Being a Dogra, Hindu woman from Jammu & Kashmir I felt invisible and voiceless. My foray into activism and community work stems from my decision to change this feeling of not being in control of my own narrative.
For inspiration I have drawn from my own civilisational heritage. The Dogra civilisation is known for its worship of the feminine power, recognising it as divine. Stories of courage, valour and sacrifice transcend geographies and time, but it helps when heroes and heroines are relatable. It becomes easier to look up to them when they look and sound like you.
Peculiar to the Jammu region, where I come from, are quaint shrines devoted to village deities many of whom are women, worshipped as Daatis or Kuldevis . Many of these are associated with stories of ordinary women rising to extraordinary stature against injustice.
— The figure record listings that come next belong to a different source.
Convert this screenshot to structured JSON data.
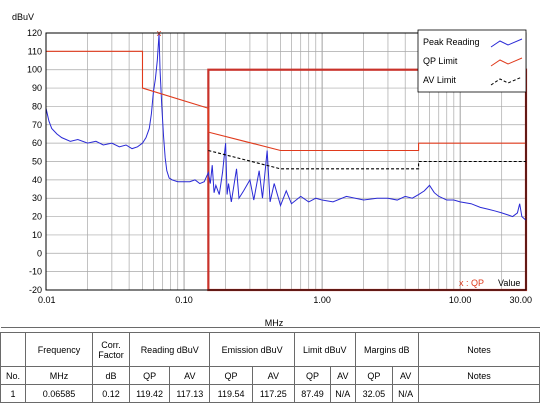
{
  "chart_data": {
    "type": "line",
    "ylabel": "dBuV",
    "xlabel": "MHz",
    "xscale": "log",
    "xlim": [
      0.01,
      30
    ],
    "ylim": [
      -20,
      120
    ],
    "yticks": [
      -20,
      -10,
      0,
      10,
      20,
      30,
      40,
      50,
      60,
      70,
      80,
      90,
      100,
      110,
      120
    ],
    "xticks": [
      {
        "v": 0.01,
        "label": "0.01"
      },
      {
        "v": 0.1,
        "label": "0.10"
      },
      {
        "v": 1,
        "label": "1.00"
      },
      {
        "v": 10,
        "label": "10.00"
      },
      {
        "v": 30,
        "label": "30.00"
      }
    ],
    "grid": true,
    "legend_position": "top-right",
    "legend": [
      {
        "name": "Peak Reading",
        "color": "#2a2ad6",
        "style": "solid"
      },
      {
        "name": "QP Limit",
        "color": "#e03a1c",
        "style": "solid"
      },
      {
        "name": "AV Limit",
        "color": "#000000",
        "style": "dashed"
      }
    ],
    "series": [
      {
        "name": "Peak Reading",
        "color": "#2a2ad6",
        "points": [
          [
            0.01,
            79
          ],
          [
            0.0105,
            72
          ],
          [
            0.011,
            68
          ],
          [
            0.012,
            65
          ],
          [
            0.013,
            63
          ],
          [
            0.015,
            61
          ],
          [
            0.017,
            62
          ],
          [
            0.02,
            60
          ],
          [
            0.023,
            61
          ],
          [
            0.026,
            59
          ],
          [
            0.03,
            60
          ],
          [
            0.034,
            58
          ],
          [
            0.038,
            59
          ],
          [
            0.042,
            57
          ],
          [
            0.046,
            58
          ],
          [
            0.05,
            60
          ],
          [
            0.053,
            63
          ],
          [
            0.056,
            68
          ],
          [
            0.058,
            76
          ],
          [
            0.06,
            88
          ],
          [
            0.062,
            95
          ],
          [
            0.064,
            105
          ],
          [
            0.0659,
            119.4
          ],
          [
            0.067,
            100
          ],
          [
            0.069,
            80
          ],
          [
            0.071,
            64
          ],
          [
            0.073,
            52
          ],
          [
            0.075,
            45
          ],
          [
            0.078,
            41
          ],
          [
            0.082,
            40
          ],
          [
            0.09,
            39
          ],
          [
            0.1,
            39
          ],
          [
            0.11,
            39
          ],
          [
            0.12,
            40
          ],
          [
            0.13,
            38
          ],
          [
            0.14,
            39
          ],
          [
            0.15,
            44
          ],
          [
            0.155,
            38
          ],
          [
            0.16,
            48
          ],
          [
            0.165,
            33
          ],
          [
            0.17,
            37
          ],
          [
            0.18,
            32
          ],
          [
            0.19,
            44
          ],
          [
            0.2,
            60
          ],
          [
            0.205,
            32
          ],
          [
            0.21,
            38
          ],
          [
            0.22,
            28
          ],
          [
            0.24,
            46
          ],
          [
            0.25,
            30
          ],
          [
            0.27,
            34
          ],
          [
            0.3,
            40
          ],
          [
            0.32,
            29
          ],
          [
            0.35,
            45
          ],
          [
            0.37,
            30
          ],
          [
            0.4,
            56
          ],
          [
            0.42,
            28
          ],
          [
            0.45,
            38
          ],
          [
            0.5,
            26
          ],
          [
            0.55,
            34
          ],
          [
            0.6,
            27
          ],
          [
            0.7,
            31
          ],
          [
            0.8,
            28
          ],
          [
            0.9,
            30
          ],
          [
            1.0,
            29
          ],
          [
            1.2,
            28
          ],
          [
            1.5,
            31
          ],
          [
            2,
            29
          ],
          [
            2.5,
            30
          ],
          [
            3,
            30
          ],
          [
            3.5,
            29
          ],
          [
            4,
            31
          ],
          [
            4.5,
            30
          ],
          [
            5,
            32
          ],
          [
            5.5,
            34
          ],
          [
            6,
            37
          ],
          [
            6.5,
            33
          ],
          [
            7,
            31
          ],
          [
            8,
            29
          ],
          [
            9,
            29
          ],
          [
            10,
            28
          ],
          [
            12,
            27
          ],
          [
            14,
            25
          ],
          [
            16,
            24
          ],
          [
            18,
            23
          ],
          [
            20,
            22
          ],
          [
            22,
            21
          ],
          [
            24,
            20
          ],
          [
            26,
            22
          ],
          [
            27,
            27
          ],
          [
            28,
            20
          ],
          [
            30,
            18
          ]
        ]
      },
      {
        "name": "QP Limit",
        "color": "#e03a1c",
        "points": [
          [
            0.01,
            110
          ],
          [
            0.05,
            110
          ],
          [
            0.05,
            90
          ],
          [
            0.15,
            79
          ],
          [
            0.15,
            66
          ],
          [
            0.5,
            56
          ],
          [
            5,
            56
          ],
          [
            5,
            60
          ],
          [
            30,
            60
          ]
        ]
      },
      {
        "name": "AV Limit",
        "color": "#000000",
        "points": [
          [
            0.15,
            56
          ],
          [
            0.5,
            46
          ],
          [
            5,
            46
          ],
          [
            5,
            50
          ],
          [
            30,
            50
          ]
        ]
      }
    ],
    "annotations": [
      {
        "type": "marker",
        "label": "x",
        "x": 0.0659,
        "y": 119.4,
        "color": "#e03a1c"
      },
      {
        "type": "legend-note",
        "text": "x : QP",
        "color": "#e03a1c"
      },
      {
        "type": "legend-note",
        "text": "Value",
        "color": "#000000"
      }
    ],
    "highlight_box": {
      "x": [
        0.15,
        30
      ],
      "y": [
        -20,
        100
      ],
      "color": "#c9322a"
    }
  },
  "table": {
    "header1": [
      "Frequency",
      "Corr. Factor",
      "Reading dBuV",
      "Emission dBuV",
      "Limit dBuV",
      "Margins dB",
      "Notes"
    ],
    "header2": [
      "No.",
      "MHz",
      "dB",
      "QP",
      "AV",
      "QP",
      "AV",
      "QP",
      "AV",
      "QP",
      "AV",
      "Notes"
    ],
    "rows": [
      [
        "1",
        "0.06585",
        "0.12",
        "119.42",
        "117.13",
        "119.54",
        "117.25",
        "87.49",
        "N/A",
        "32.05",
        "N/A",
        ""
      ]
    ]
  }
}
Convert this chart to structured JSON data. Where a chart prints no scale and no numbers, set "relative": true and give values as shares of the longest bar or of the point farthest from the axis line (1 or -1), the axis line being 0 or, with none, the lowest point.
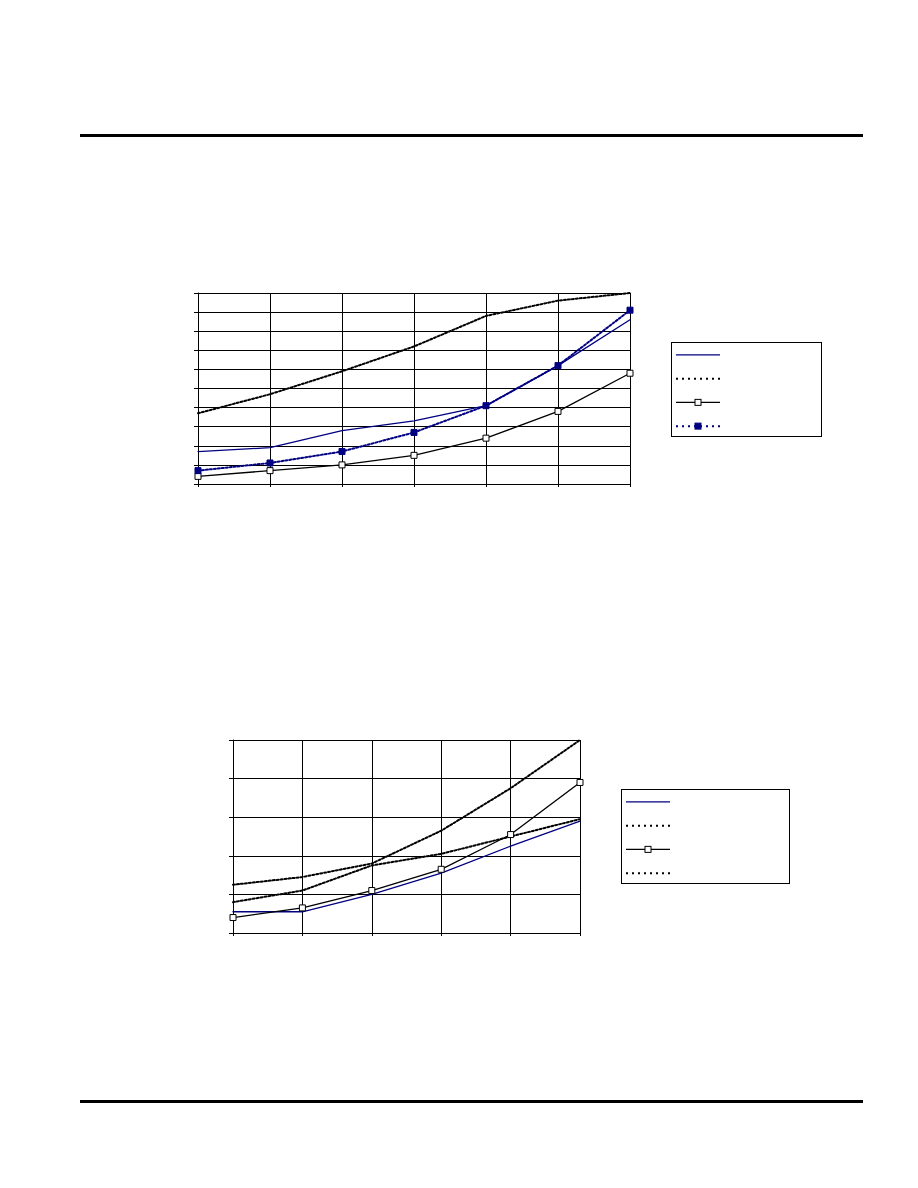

The Daati of Dhabbuj in Samba tehsil  died during her fight against the atrocities committed by Lalpal, a rich businessman. Bua Bhaga’s samaadhi  is in Billawar tehsil and a testimony to her rebellion against autocracy. She protested against the unfair taxes imposed on the farmers by the jagirdar  of Sumarta on the orders of the raja (king) of Bhaddu.
Bua Bhaga opposed this taxation vehemently. She went door-to-door, carrying her newborn who was being breast-fed at that time, urging people not to pay the taxes. There was no room for opposition and after being cornered by the king's soldiers who had come to arrest her, Bua Bhaga died along with her infant daughter in order to protect her honour. Bua Bhaga teaches us lessons in bravery, activism and standing for the rights of the people.
These women were activists and rights campaigners in their own right. Most importantly, it reiterates that we don’t have to look too far for role models. The empowerment and celebration of women begins in our own homes. All we need to do is look around and within.